Возле такси лежала группа из трех пассажиров, с ног до груди укутанных в покрывала. Врачи оказывали помощь водителю – пожилому мужчине. Он сидел, опершись о задний бампер своей машины. Лицо и одежда были запятнаны кровью и напоминали кожу во время какой-то необычной болезни. Пассажиры лимузина все еще сидели в кабине автомобиля, их силуэты едва угадывались за потрескавшимся стеклом.
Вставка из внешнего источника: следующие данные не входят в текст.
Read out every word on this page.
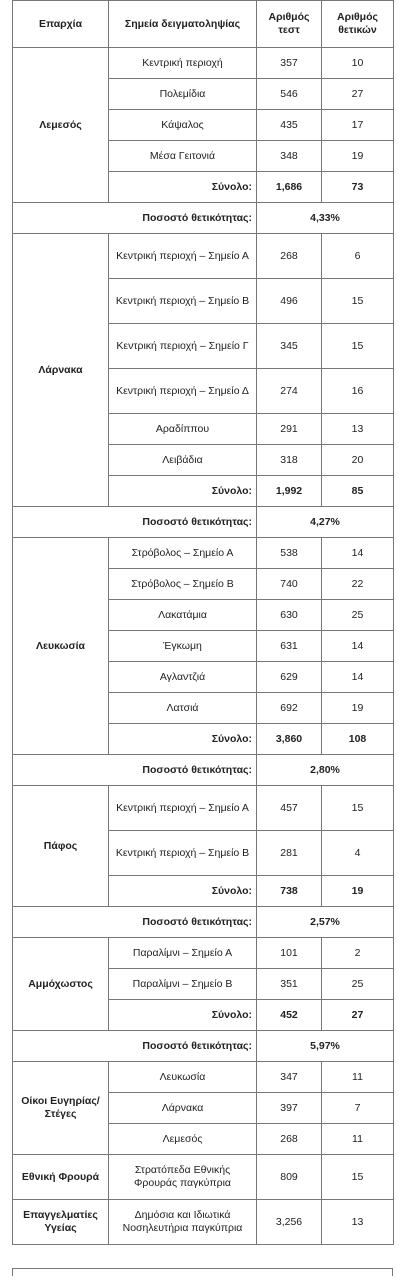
Επαρχία	Σημεία δειγματοληψίας	Αριθμός τεστ	Αριθμός θετικών
Λεμεσός	Κεντρική περιοχή	357	10
	Πολεμίδια	546	27
	Κάψαλος	435	17
	Μέσα Γειτονιά	348	19
	Σύνολο:	1,686	73
Ποσοστό θετικότητας:		4,33%	
Λάρνακα	Κεντρική περιοχή – Σημείο Α	268	6
	Κεντρική περιοχή – Σημείο Β	496	15
	Κεντρική περιοχή – Σημείο Γ	345	15
	Κεντρική περιοχή – Σημείο Δ	274	16
	Αραδίππου	291	13
	Λειβάδια	318	20
	Σύνολο:	1,992	85
Ποσοστό θετικότητας:		4,27%	
Λευκωσία	Στρόβολος – Σημείο Α	538	14
	Στρόβολος – Σημείο Β	740	22
	Λακατάμια	630	25
	Έγκωμη	631	14
	Αγλαντζιά	629	14
	Λατσιά	692	19
	Σύνολο:	3,860	108
Ποσοστό θετικότητας:		2,80%	
Πάφος	Κεντρική περιοχή – Σημείο Α	457	15
	Κεντρική περιοχή – Σημείο Β	281	4
	Σύνολο:	738	19
Ποσοστό θετικότητας:		2,57%	
Αμμόχωστος	Παραλίμνι – Σημείο Α	101	2
	Παραλίμνι – Σημείο Β	351	25
	Σύνολο:	452	27
Ποσοστό θετικότητας:		5,97%	
Οίκοι Ευγηρίας/ Στέγες	Λευκωσία	347	11
	Λάρνακα	397	7
	Λεμεσός	268	11
Εθνική Φρουρά	Στρατόπεδα Εθνικής Φρουράς παγκύπρια	809	15
Επαγγελματίες Υγείας	Δημόσια και Ιδιωτικά Νοσηλευτήρια παγκύπρια	3,256	13
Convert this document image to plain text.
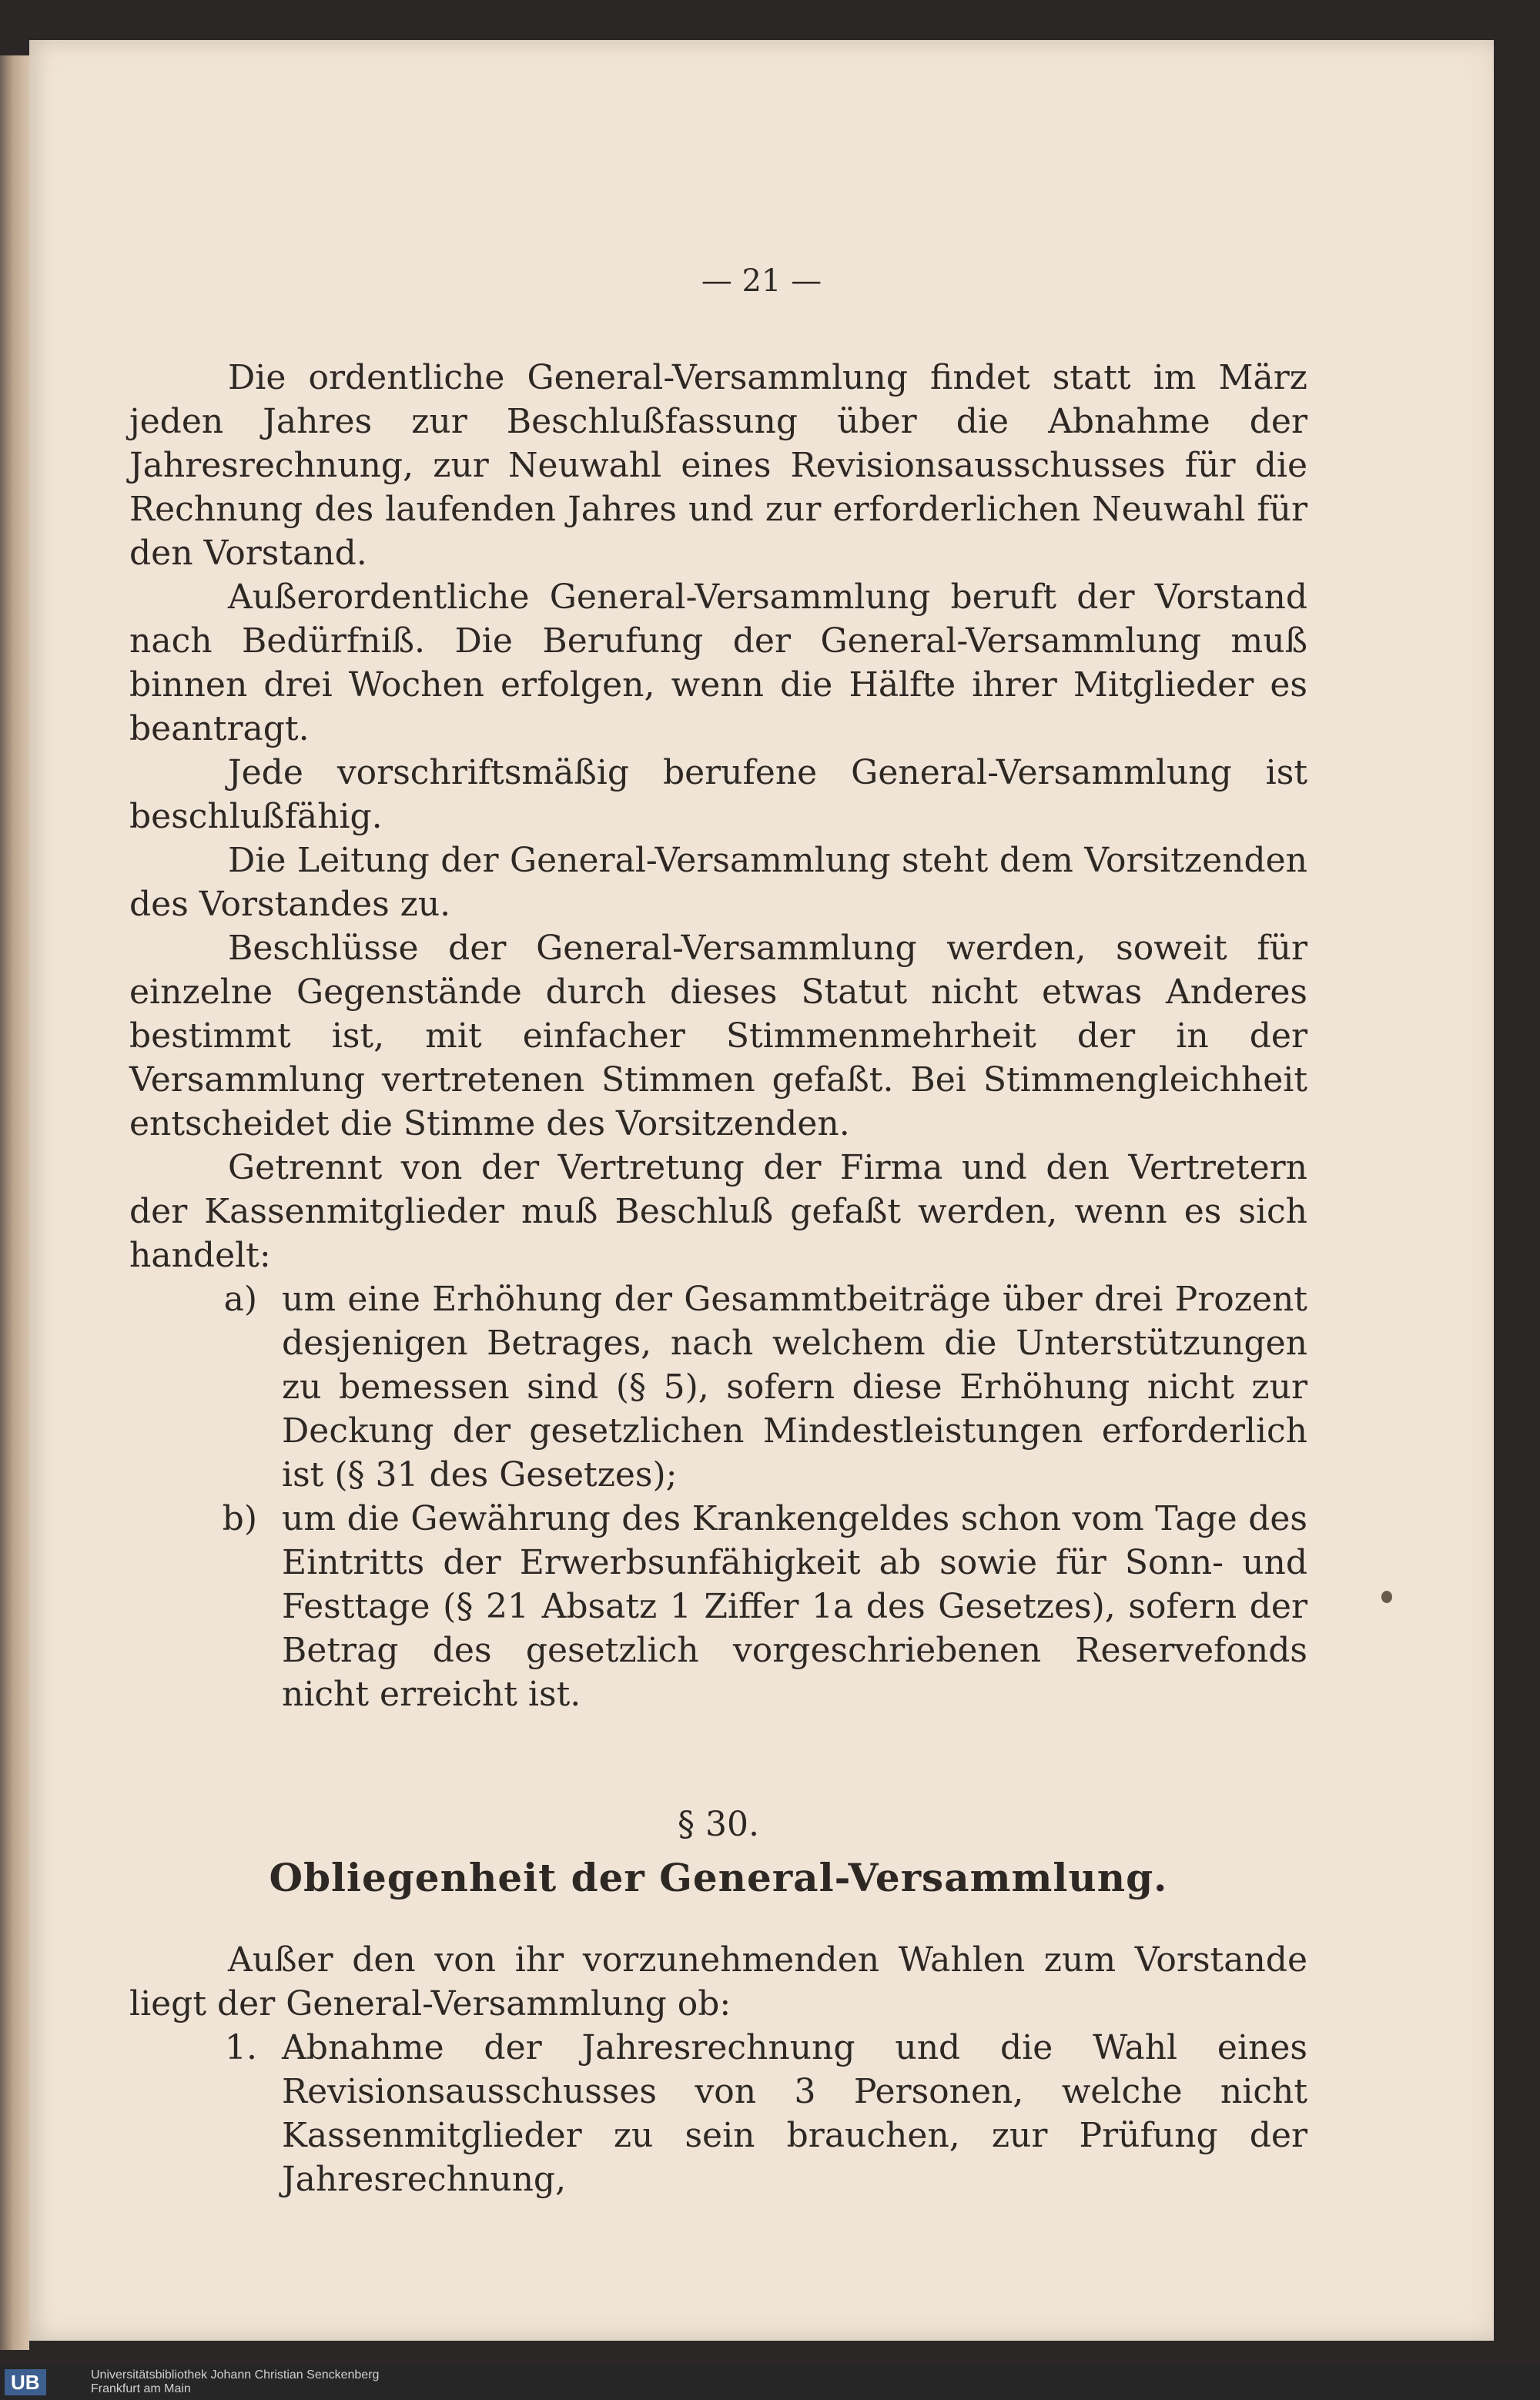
— 21 —

Die ordentliche General-Versammlung findet statt im März jeden Jahres zur Beschlußfassung über die Abnahme der Jahresrechnung, zur Neuwahl eines Revisionsausschusses für die Rechnung des laufenden Jahres und zur erforderlichen Neuwahl für den Vorstand.

Außerordentliche General-Versammlung beruft der Vorstand nach Bedürfniß. Die Berufung der General-Versammlung muß binnen drei Wochen erfolgen, wenn die Hälfte ihrer Mitglieder es beantragt.

Jede vorschriftsmäßig berufene General-Versammlung ist beschlußfähig.

Die Leitung der General-Versammlung steht dem Vorsitzenden des Vorstandes zu.

Beschlüsse der General-Versammlung werden, soweit für einzelne Gegenstände durch dieses Statut nicht etwas Anderes bestimmt ist, mit einfacher Stimmenmehrheit der in der Versammlung vertretenen Stimmen gefaßt. Bei Stimmengleichheit entscheidet die Stimme des Vorsitzenden.

Getrennt von der Vertretung der Firma und den Vertretern der Kassenmitglieder muß Beschluß gefaßt werden, wenn es sich handelt:

a) um eine Erhöhung der Gesammtbeiträge über drei Prozent desjenigen Betrages, nach welchem die Unterstützungen zu bemessen sind (§ 5), sofern diese Erhöhung nicht zur Deckung der gesetzlichen Mindestleistungen erforderlich ist (§ 31 des Gesetzes);
b) um die Gewährung des Krankengeldes schon vom Tage des Eintritts der Erwerbsunfähigkeit ab sowie für Sonn- und Festtage (§ 21 Absatz 1 Ziffer 1a des Gesetzes), sofern der Betrag des gesetzlich vorgeschriebenen Reservefonds nicht erreicht ist.
§ 30.
Obliegenheit der General-Versammlung.

Außer den von ihr vorzunehmenden Wahlen zum Vorstande liegt der General-Versammlung ob:

1. Abnahme der Jahresrechnung und die Wahl eines Revisionsausschusses von 3 Personen, welche nicht Kassenmitglieder zu sein brauchen, zur Prüfung der Jahresrechnung,
UB	Universitätsbibliothek Johann Christian Senckenberg
Frankfurt am Main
Мы проехали мимо места аварии, тащась в череде машин. Кэтрин наполовину спряталась за передним сиденьем. Ее глаза спокойно смотрели на отпечатки тормозных путей и петли окровавленного масла, испещряющие привычный гравий, словно хореографическая маркировка сложной битвы, диаграмма покушения на жизнь. Воан, наоборот, высунулся из окна, руки наготове, словно собирался обнять одно из тел. Из какого-то ящика или ниши возле заднего сиденья он достал камеру, которая теперь болталась у него на шее. Его глаза метались по трем разбитым машинам, словно он фотографировал каждую деталь мускулатурой, белыми полосками шрамов вокруг рта, запечатлевал каждый погнутый бампер и сломанную кость в последовательности быстрых гримас и нежданных выражений. Чуть ли не впервые с тех пор, как я встретил его, он был совершенно спокоен.
Под вой сирены по встречной полосе спускалась третья карета скорой помощи. Полицейский мотоциклист пристроился перед нами и замедлил ход до нуля, сигнализируя мне, чтобы я подождал и пропустил карету. Я остановил машину и заглушил двигатель, глядя через плечо Кэтрин на застывшую жестокую сцену. В десяти ярдах от нас стоял разбитый лимузин, тело молодого шофера все еще лежало возле него на земле. Полицейский уставился на кровь, вдовьей вуалью покрывающую лицо и волосы. Три механика работали рычагами и резаками у задних дверей лимузина. Они взломали смятый дверной механизм и отвалили дверь, открывая заключенных в салоне пассажиров.